Cudafy and long-running kernels

Dec 3, 2012 at 11:38 PM


I have a some code that takes a long time to run, and hits the windows graphics card watchdog timer timeout.

I therefore split it up into smaller kernels. What is the best way to do this within cudafy?

Let's say I have split it into 10 sets, I can see a few options to loop through:

1) Call LaunchAsync with a new streamid (0-9) each time.

2) Call LaunchAsync with a set of streams (say 0-2).

3) Call Launch and then Syncronize each time.

as far as I can tell (1) doesn't work - it still hits the watchdog timer. I've tried 2+3, but neither seems consistently better. What is best practice?


Dec 4, 2012 at 6:48 AM

None of these options will make your kernel run quicker.  The only way to do it is to reduce the number of loops within a kernel - say exiting and then picking up again with following kernel.  If this is not easily feasible and you do not mind freezing the app and graphics for some time and you have control over the users' machines then increase the time-out via registry.

Dec 4, 2012 at 7:47 AM

sorry, I wasn't clear: I have made the kernel run quicker, by splitting it into 10 kernels of smaller loops.

My question is when I run those 10 kernels, what is the best method?

Dec 4, 2012 at 9:42 AM

CUDA runs kernel launches sequentially even when they have different stream ids.  Copying can take place in parallel, so async only is of advantage when putting copies and launches in parallel.  Also note that on Geforce cards that there is only one copy engine so the copies to- and from device are sequential.  On high end Quadro and Tesla cards there are two copy engines, so copy to- and from can take place in parallel.

So, in answer to your question there is no way speed up kernel execution using streams.  You can only attempt to overlap your I/O if that also costs a significant piece of time.


Dec 4, 2012 at 2:12 PM

In fact, fermi introduced simultaneous kernel launches per gpu.
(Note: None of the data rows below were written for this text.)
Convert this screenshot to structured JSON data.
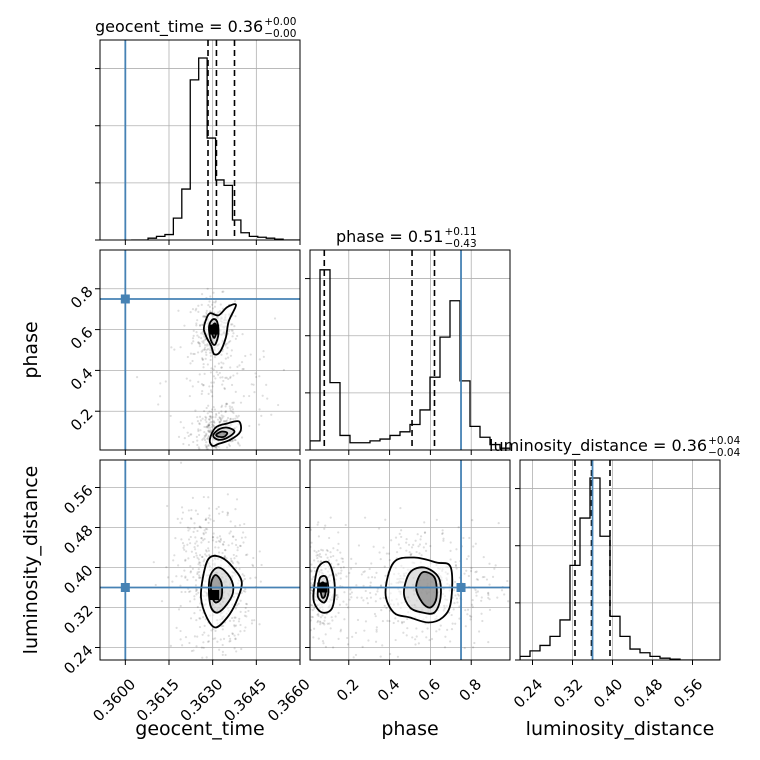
{
  "chart_data": {
    "type": "corner",
    "truth_color": "#4682b4",
    "params": [
      {
        "name": "geocent_time",
        "axis_label": "geocent_time",
        "title": {
          "prefix": "geocent_time = 0.36",
          "plus": "+0.00",
          "minus": "−0.00"
        },
        "range": [
          0.35913,
          0.366
        ],
        "ticks": [
          0.36,
          0.3615,
          0.363,
          0.3645,
          0.366
        ],
        "tick_labels": [
          "0.3600",
          "0.3615",
          "0.3630",
          "0.3645",
          "0.3660"
        ],
        "truth": 0.36,
        "q16": 0.36284,
        "median": 0.36313,
        "q84": 0.36375,
        "hist_edges_range": [
          0.3602,
          0.366
        ],
        "hist": [
          0.0,
          0.0,
          0.01,
          0.02,
          0.03,
          0.12,
          0.28,
          0.88,
          1.0,
          0.56,
          0.33,
          0.3,
          0.11,
          0.04,
          0.02,
          0.015,
          0.01,
          0.005,
          0.0,
          0.0
        ]
      },
      {
        "name": "phase",
        "axis_label": "phase",
        "title": {
          "prefix": "phase = 0.51",
          "plus": "+0.11",
          "minus": "−0.43"
        },
        "range": [
          0.01,
          0.99
        ],
        "ticks": [
          0.2,
          0.4,
          0.6,
          0.8
        ],
        "tick_labels": [
          "0.2",
          "0.4",
          "0.6",
          "0.8"
        ],
        "truth": 0.75,
        "q16": 0.08,
        "median": 0.51,
        "q84": 0.62,
        "hist_edges_range": [
          0.01,
          0.99
        ],
        "hist": [
          0.05,
          0.99,
          0.37,
          0.08,
          0.04,
          0.04,
          0.05,
          0.06,
          0.08,
          0.1,
          0.14,
          0.22,
          0.4,
          0.62,
          0.82,
          0.38,
          0.13,
          0.07,
          0.03,
          0.01
        ]
      },
      {
        "name": "luminosity_distance",
        "axis_label": "luminosity_distance",
        "title": {
          "prefix": "luminosity_distance = 0.36",
          "plus": "+0.04",
          "minus": "−0.04"
        },
        "range": [
          0.215,
          0.615
        ],
        "ticks": [
          0.24,
          0.32,
          0.4,
          0.48,
          0.56
        ],
        "tick_labels": [
          "0.24",
          "0.32",
          "0.40",
          "0.48",
          "0.56"
        ],
        "truth": 0.36,
        "q16": 0.325,
        "median": 0.358,
        "q84": 0.395,
        "hist_edges_range": [
          0.215,
          0.615
        ],
        "hist": [
          0.02,
          0.05,
          0.08,
          0.13,
          0.22,
          0.52,
          0.78,
          1.0,
          0.68,
          0.24,
          0.13,
          0.06,
          0.04,
          0.02,
          0.01,
          0.005,
          0.0,
          0.0,
          0.0,
          0.0
        ]
      }
    ],
    "pairs": [
      {
        "x": "geocent_time",
        "y": "phase",
        "blobs": [
          {
            "cx": 0.36305,
            "cy": 0.6,
            "sx": 0.00022,
            "sy": 0.05,
            "n": 280
          },
          {
            "cx": 0.36318,
            "cy": 0.09,
            "sx": 0.00028,
            "sy": 0.035,
            "n": 280
          },
          {
            "cx": 0.3632,
            "cy": 0.33,
            "sx": 0.0006,
            "sy": 0.1,
            "n": 140
          }
        ],
        "contours": [
          [
            [
              0.36275,
              0.64
            ],
            [
              0.3629,
              0.68
            ],
            [
              0.3632,
              0.67
            ],
            [
              0.3635,
              0.71
            ],
            [
              0.3638,
              0.72
            ],
            [
              0.36355,
              0.64
            ],
            [
              0.36345,
              0.56
            ],
            [
              0.36325,
              0.49
            ],
            [
              0.36305,
              0.48
            ],
            [
              0.36295,
              0.52
            ],
            [
              0.3628,
              0.56
            ],
            [
              0.3627,
              0.6
            ]
          ],
          [
            [
              0.36288,
              0.62
            ],
            [
              0.363,
              0.65
            ],
            [
              0.36315,
              0.64
            ],
            [
              0.3632,
              0.58
            ],
            [
              0.3631,
              0.53
            ],
            [
              0.363,
              0.53
            ],
            [
              0.3629,
              0.57
            ]
          ],
          [
            [
              0.36296,
              0.61
            ],
            [
              0.36308,
              0.63
            ],
            [
              0.36315,
              0.6
            ],
            [
              0.36306,
              0.56
            ],
            [
              0.36298,
              0.58
            ]
          ],
          [
            [
              0.3629,
              0.06
            ],
            [
              0.3631,
              0.12
            ],
            [
              0.3635,
              0.14
            ],
            [
              0.3639,
              0.15
            ],
            [
              0.36395,
              0.1
            ],
            [
              0.3636,
              0.06
            ],
            [
              0.3632,
              0.04
            ],
            [
              0.363,
              0.03
            ]
          ],
          [
            [
              0.36302,
              0.08
            ],
            [
              0.3632,
              0.11
            ],
            [
              0.3635,
              0.12
            ],
            [
              0.36375,
              0.1
            ],
            [
              0.3635,
              0.07
            ],
            [
              0.3632,
              0.06
            ]
          ],
          [
            [
              0.36312,
              0.085
            ],
            [
              0.3633,
              0.1
            ],
            [
              0.3635,
              0.095
            ],
            [
              0.3634,
              0.075
            ],
            [
              0.3632,
              0.075
            ]
          ]
        ],
        "peak": [
          0.36305,
          0.6
        ]
      },
      {
        "x": "geocent_time",
        "y": "luminosity_distance",
        "blobs": [
          {
            "cx": 0.36315,
            "cy": 0.355,
            "sx": 0.00035,
            "sy": 0.04,
            "n": 420
          },
          {
            "cx": 0.3627,
            "cy": 0.43,
            "sx": 0.00045,
            "sy": 0.05,
            "n": 120
          }
        ],
        "contours": [
          [
            [
              0.3627,
              0.39
            ],
            [
              0.3629,
              0.42
            ],
            [
              0.3633,
              0.42
            ],
            [
              0.3637,
              0.4
            ],
            [
              0.364,
              0.37
            ],
            [
              0.3638,
              0.33
            ],
            [
              0.3635,
              0.3
            ],
            [
              0.3631,
              0.28
            ],
            [
              0.3628,
              0.3
            ],
            [
              0.3626,
              0.34
            ]
          ],
          [
            [
              0.3629,
              0.38
            ],
            [
              0.3632,
              0.4
            ],
            [
              0.3636,
              0.38
            ],
            [
              0.3637,
              0.35
            ],
            [
              0.3634,
              0.32
            ],
            [
              0.3631,
              0.31
            ],
            [
              0.3629,
              0.33
            ]
          ],
          [
            [
              0.36295,
              0.37
            ],
            [
              0.3631,
              0.385
            ],
            [
              0.3633,
              0.37
            ],
            [
              0.3633,
              0.34
            ],
            [
              0.3631,
              0.33
            ],
            [
              0.36297,
              0.345
            ]
          ]
        ],
        "peak": [
          0.36305,
          0.345
        ]
      },
      {
        "x": "phase",
        "y": "luminosity_distance",
        "blobs": [
          {
            "cx": 0.07,
            "cy": 0.36,
            "sx": 0.03,
            "sy": 0.03,
            "n": 280
          },
          {
            "cx": 0.55,
            "cy": 0.36,
            "sx": 0.12,
            "sy": 0.04,
            "n": 460
          }
        ],
        "contours": [
          [
            [
              0.03,
              0.36
            ],
            [
              0.05,
              0.4
            ],
            [
              0.1,
              0.41
            ],
            [
              0.13,
              0.37
            ],
            [
              0.12,
              0.32
            ],
            [
              0.07,
              0.31
            ],
            [
              0.03,
              0.33
            ]
          ],
          [
            [
              0.05,
              0.36
            ],
            [
              0.06,
              0.38
            ],
            [
              0.09,
              0.38
            ],
            [
              0.1,
              0.35
            ],
            [
              0.08,
              0.33
            ],
            [
              0.05,
              0.34
            ]
          ],
          [
            [
              0.06,
              0.36
            ],
            [
              0.07,
              0.37
            ],
            [
              0.085,
              0.365
            ],
            [
              0.085,
              0.345
            ],
            [
              0.07,
              0.34
            ]
          ],
          [
            [
              0.38,
              0.35
            ],
            [
              0.42,
              0.41
            ],
            [
              0.52,
              0.42
            ],
            [
              0.63,
              0.41
            ],
            [
              0.7,
              0.4
            ],
            [
              0.7,
              0.33
            ],
            [
              0.66,
              0.3
            ],
            [
              0.59,
              0.29
            ],
            [
              0.5,
              0.3
            ],
            [
              0.42,
              0.31
            ]
          ],
          [
            [
              0.47,
              0.35
            ],
            [
              0.5,
              0.39
            ],
            [
              0.57,
              0.4
            ],
            [
              0.64,
              0.38
            ],
            [
              0.65,
              0.34
            ],
            [
              0.62,
              0.31
            ],
            [
              0.56,
              0.31
            ],
            [
              0.5,
              0.32
            ]
          ],
          [
            [
              0.53,
              0.36
            ],
            [
              0.56,
              0.39
            ],
            [
              0.62,
              0.38
            ],
            [
              0.63,
              0.34
            ],
            [
              0.6,
              0.32
            ],
            [
              0.56,
              0.33
            ]
          ]
        ],
        "peak": [
          0.07,
          0.36
        ]
      }
    ]
  }
}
You can check if your gpu has that feature by querying GetDeviceProperties() and checking the concurrentKernels property (writing from memory here, there could be a typo).'s_Fermi-The_First_Complete_GPU_Architecture.pdf

"Fermi supports simultaneous execution of multiple kernels from the same application, each kernel being distributed to one or more SMs on the device. This capability avoids the situation where a kernel is only able to use part of the device and the rest goes unused".
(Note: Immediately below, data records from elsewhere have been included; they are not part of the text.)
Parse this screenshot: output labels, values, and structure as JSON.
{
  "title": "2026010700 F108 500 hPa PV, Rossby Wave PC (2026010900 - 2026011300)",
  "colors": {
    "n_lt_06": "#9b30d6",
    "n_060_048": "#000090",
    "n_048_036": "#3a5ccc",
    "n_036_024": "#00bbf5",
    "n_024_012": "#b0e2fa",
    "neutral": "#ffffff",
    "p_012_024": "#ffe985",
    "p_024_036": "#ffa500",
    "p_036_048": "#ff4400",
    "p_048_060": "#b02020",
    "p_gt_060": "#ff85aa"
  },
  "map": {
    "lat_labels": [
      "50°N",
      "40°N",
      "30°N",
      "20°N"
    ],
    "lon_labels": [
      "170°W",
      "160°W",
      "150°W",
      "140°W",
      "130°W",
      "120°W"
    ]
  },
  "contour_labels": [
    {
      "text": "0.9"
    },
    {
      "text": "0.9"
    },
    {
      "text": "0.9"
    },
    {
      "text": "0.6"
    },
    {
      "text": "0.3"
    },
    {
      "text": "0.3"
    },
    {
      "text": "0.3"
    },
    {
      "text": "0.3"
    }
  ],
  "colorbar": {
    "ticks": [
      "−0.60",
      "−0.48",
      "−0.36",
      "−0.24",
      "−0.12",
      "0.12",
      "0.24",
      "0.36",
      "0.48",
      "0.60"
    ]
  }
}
If your kernels weren't already at full occupancy, you may gain some performance by launching them simultaneously using two parallel streams. If you have many pending kernel launches, you should interleave them onto the streams (ex: k1 -> s1, k2 -> s2, k3 -> s1, k4 -> s2, etc) using LaunchAsync. I'm assuming that none of your kernels depend on the output of another kernel, otherwise you'd need to add some synchronization mechanism.



Dec 5, 2012 at 1:24 PM

How do you guys define a "long running kernel"? What is the timeframe of execution here?

Dec 5, 2012 at 1:57 PM

Long running in my opinion is a kernel that exceeds the time out of the Windows display driver which is around 1-2 seconds.  Others may define it lower such as at the point where is becomes noticeable that the screen is frozen.